Despite being the No. 1 seed, Villa knew full well that an anticipated result cannot be taken for granted. There are no guarantees, especially in the pole vault, a complicated event in which many things can go wrong on a given day.

Villa was one of 15 seniors among the 24 pole vaulters who competed Friday. The great majority of them competed for the last time this season.

“It is pole vaulting,” Villa said. “You never know. I could have no-heighted or something. I had to treat it as if it was also my last meet.”

Villa saw the two biggest threats to him as Mount Sinai junior Charlie Kollmer (14-3) and Longwood senior Kyle Cohen (13-6). They were second and third. (Another Riverheader, junior Kyle Gardner, did not clear a height, and Shoreham-Wading River sophomore Liam Lane tied for 14th place at 11-0).

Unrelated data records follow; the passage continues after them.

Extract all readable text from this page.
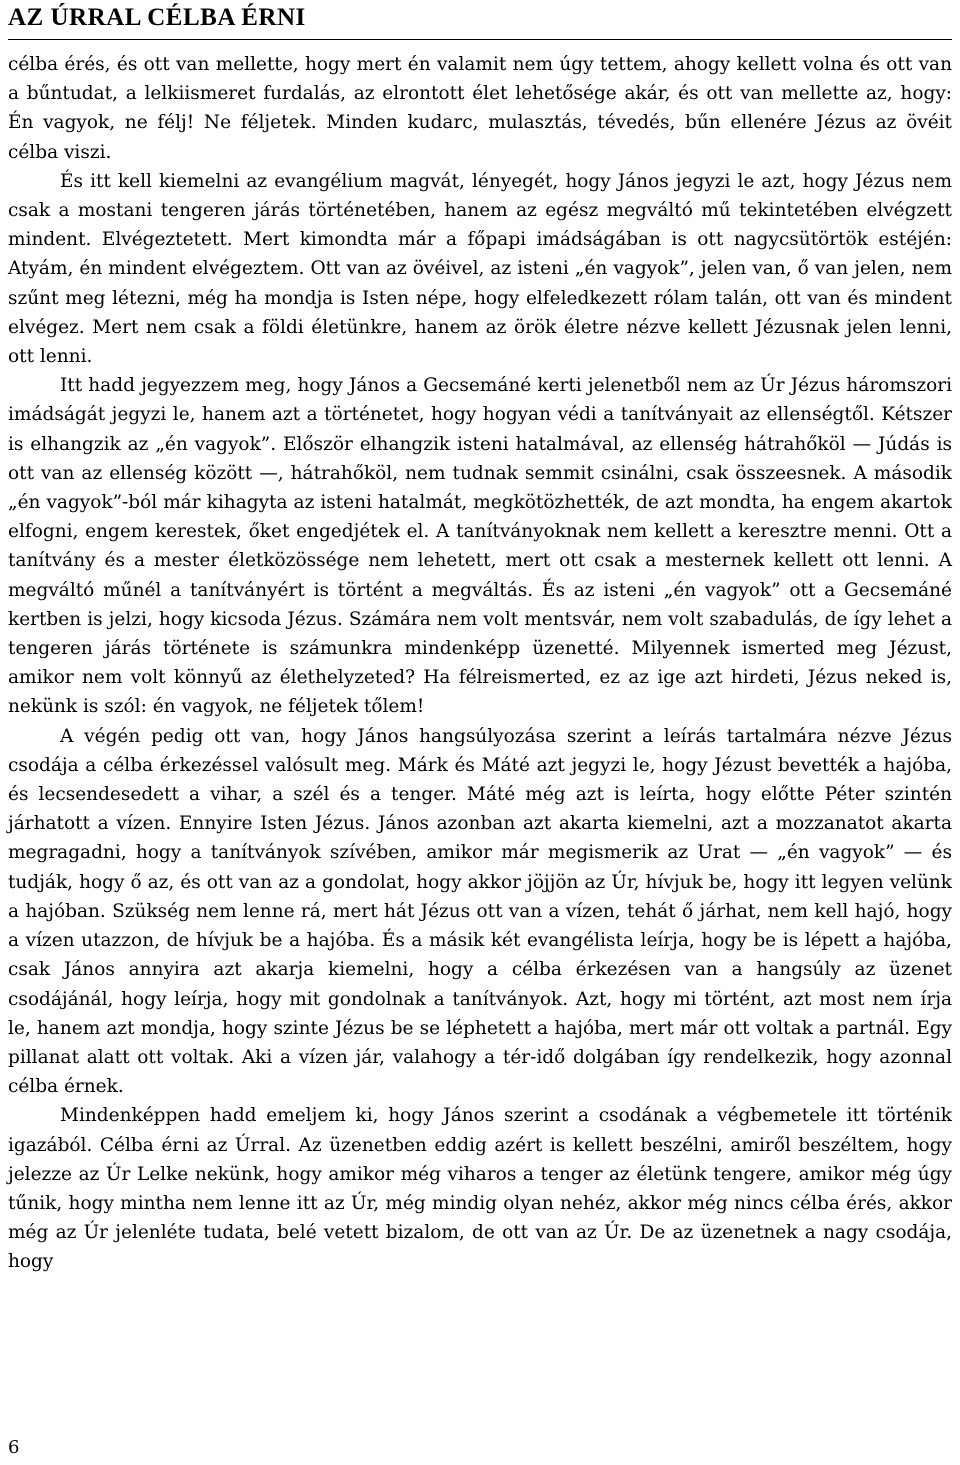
AZ ÚRRAL CÉLBA ÉRNI

célba érés, és ott van mellette, hogy mert én valamit nem úgy tettem, ahogy kellett volna és ott van a bűntudat, a lelkiismeret furdalás, az elrontott élet lehetősége akár, és ott van mellette az, hogy: Én vagyok, ne félj! Ne féljetek. Minden kudarc, mulasztás, tévedés, bűn ellenére Jézus az övéit célba viszi.

És itt kell kiemelni az evangélium magvát, lényegét, hogy János jegyzi le azt, hogy Jézus nem csak a mostani tengeren járás történetében, hanem az egész megváltó mű tekintetében elvégzett mindent. Elvégeztetett. Mert kimondta már a főpapi imádságában is ott nagycsütörtök estéjén: Atyám, én mindent elvégeztem. Ott van az övéivel, az isteni „én vagyok”, jelen van, ő van jelen, nem szűnt meg létezni, még ha mondja is Isten népe, hogy elfeledkezett rólam talán, ott van és mindent elvégez. Mert nem csak a földi életünkre, hanem az örök életre nézve kellett Jézusnak jelen lenni, ott lenni.

Itt hadd jegyezzem meg, hogy János a Gecsemáné kerti jelenetből nem az Úr Jézus háromszori imádságát jegyzi le, hanem azt a történetet, hogy hogyan védi a tanítványait az ellenségtől. Kétszer is elhangzik az „én vagyok”. Először elhangzik isteni hatalmával, az ellenség hátrahőköl — Júdás is ott van az ellenség között —, hátrahőköl, nem tudnak semmit csinálni, csak összeesnek. A második „én vagyok”-ból már kihagyta az isteni hatalmát, megkötözhették, de azt mondta, ha engem akartok elfogni, engem kerestek, őket engedjétek el. A tanítványoknak nem kellett a keresztre menni. Ott a tanítvány és a mester életközössége nem lehetett, mert ott csak a mesternek kellett ott lenni. A megváltó műnél a tanítványért is történt a megváltás. És az isteni „én vagyok” ott a Gecsemáné kertben is jelzi, hogy kicsoda Jézus. Számára nem volt mentsvár, nem volt szabadulás, de így lehet a tengeren járás története is számunkra mindenképp üzenetté. Milyennek ismerted meg Jézust, amikor nem volt könnyű az élethelyzeted? Ha félreismerted, ez az ige azt hirdeti, Jézus neked is, nekünk is szól: én vagyok, ne féljetek tőlem!

A végén pedig ott van, hogy János hangsúlyozása szerint a leírás tartalmára nézve Jézus csodája a célba érkezéssel valósult meg. Márk és Máté azt jegyzi le, hogy Jézust bevették a hajóba, és lecsendesedett a vihar, a szél és a tenger. Máté még azt is leírta, hogy előtte Péter szintén járhatott a vízen. Ennyire Isten Jézus. János azonban azt akarta kiemelni, azt a mozzanatot akarta megragadni, hogy a tanítványok szívében, amikor már megismerik az Urat — „én vagyok” — és tudják, hogy ő az, és ott van az a gondolat, hogy akkor jöjjön az Úr, hívjuk be, hogy itt legyen velünk a hajóban. Szükség nem lenne rá, mert hát Jézus ott van a vízen, tehát ő járhat, nem kell hajó, hogy a vízen utazzon, de hívjuk be a hajóba. És a másik két evangélista leírja, hogy be is lépett a hajóba, csak János annyira azt akarja kiemelni, hogy a célba érkezésen van a hangsúly az üzenet csodájánál, hogy leírja, hogy mit gondolnak a tanítványok. Azt, hogy mi történt, azt most nem írja le, hanem azt mondja, hogy szinte Jézus be se léphetett a hajóba, mert már ott voltak a partnál. Egy pillanat alatt ott voltak. Aki a vízen jár, valahogy a tér-idő dolgában így rendelkezik, hogy azonnal célba érnek.

Mindenképpen hadd emeljem ki, hogy János szerint a csodának a végbemetele itt történik igazából. Célba érni az Úrral. Az üzenetben eddig azért is kellett beszélni, amiről beszéltem, hogy jelezze az Úr Lelke nekünk, hogy amikor még viharos a tenger az életünk tengere, amikor még úgy tűnik, hogy mintha nem lenne itt az Úr, még mindig olyan nehéz, akkor még nincs célba érés, akkor még az Úr jelenléte tudata, belé vetett bizalom, de ott van az Úr. De az üzenetnek a nagy csodája, hogy

6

Villa entered the competition at 13-0, rubbing chalk on his hands before succeeding on his first attempt despite his pole rolling against the bar. He was ready to go to work.

Riverhead coach Steve Gevinski liked what he saw.

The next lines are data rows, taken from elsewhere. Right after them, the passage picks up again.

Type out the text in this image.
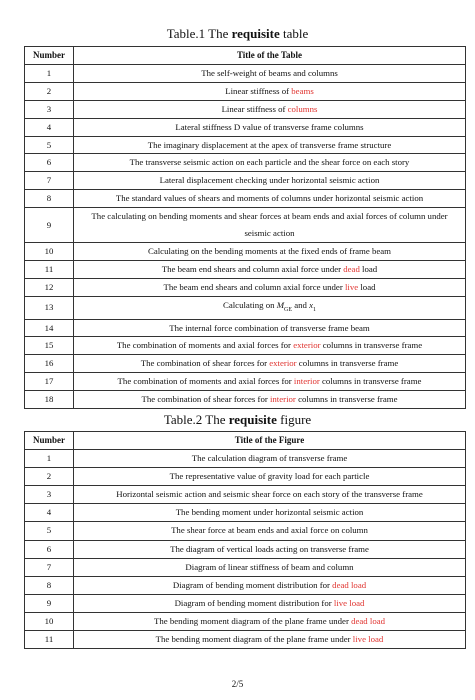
Table.1 The requisite table
Number	Title of the Table
1	The self-weight of beams and columns
2	Linear stiffness of beams
3	Linear stiffness of columns
4	Lateral stiffness D value of transverse frame columns
5	The imaginary displacement at the apex of transverse frame structure
6	The transverse seismic action on each particle and the shear force on each story
7	Lateral displacement checking under horizontal seismic action
8	The standard values of shears and moments of columns under horizontal seismic action
9	The calculating on bending moments and shear forces at beam ends and axial forces of column under seismic action
10	Calculating on the bending moments at the fixed ends of frame beam
11	The beam end shears and column axial force under dead load
12	The beam end shears and column axial force under live load
13	Calculating on $M_{GE}$ and $x_1$
14	The internal force combination of transverse frame beam
15	The combination of moments and axial forces for exterior columns in transverse frame
16	The combination of shear forces for exterior columns in transverse frame
17	The combination of moments and axial forces for interior columns in transverse frame
18	The combination of shear forces for interior columns in transverse frame
Table.2 The requisite figure
Number	Title of the Figure
1	The calculation diagram of transverse frame
2	The representative value of gravity load for each particle
3	Horizontal seismic action and seismic shear force on each story of the transverse frame
4	The bending moment under horizontal seismic action
5	The shear force at beam ends and axial force on column
6	The diagram of vertical loads acting on transverse frame
7	Diagram of linear stiffness of beam and column
8	Diagram of bending moment distribution for dead load
9	Diagram of bending moment distribution for live load
10	The bending moment diagram of the plane frame under dead load
11	The bending moment diagram of the plane frame under live load
2/5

“His ankle has been something that’s really been a problem at the beginning of the season,” Gevinski said. “I think once he overcame the ankle fears, there’s nothing really stopping him.”

Coaches say there is no secret to Villa’s rise in the pole vault over the years.

“He’s the best pole vaulter that we’ve ever had in Riverhead history and we’re lucky to have him,” Gevinski said. “He’s committed to this fully, 100 percent.”

Riverhead’s pole vaulting coach, John Andresen, said Villa works at his craft. “I always say he did his homework, and then he took the test and he passed; he got an A on it,” he said. “Some people want to play pole vaulting and other people want to learn pole vaulting.”

Villa said his ankles are feeling a lot better, which is a good thing because he said he is not finished making a run at bettering his school record, and he’s not just talking about 15-2. He wants to soar higher than that.

“There’s no way I’m leaving it at 15-1,” he said. “In reality, I’m not just going for 15-2. I’m going for way more than that because I’m leaving, it’s my senior year and I’m going to be leaving, and I want to leave something, not just something wimpy like 15-1. I want to leave something like legendary, a huge height that’s going to take a little while for someone to break it.”

Spoken like a confident pole vaulter.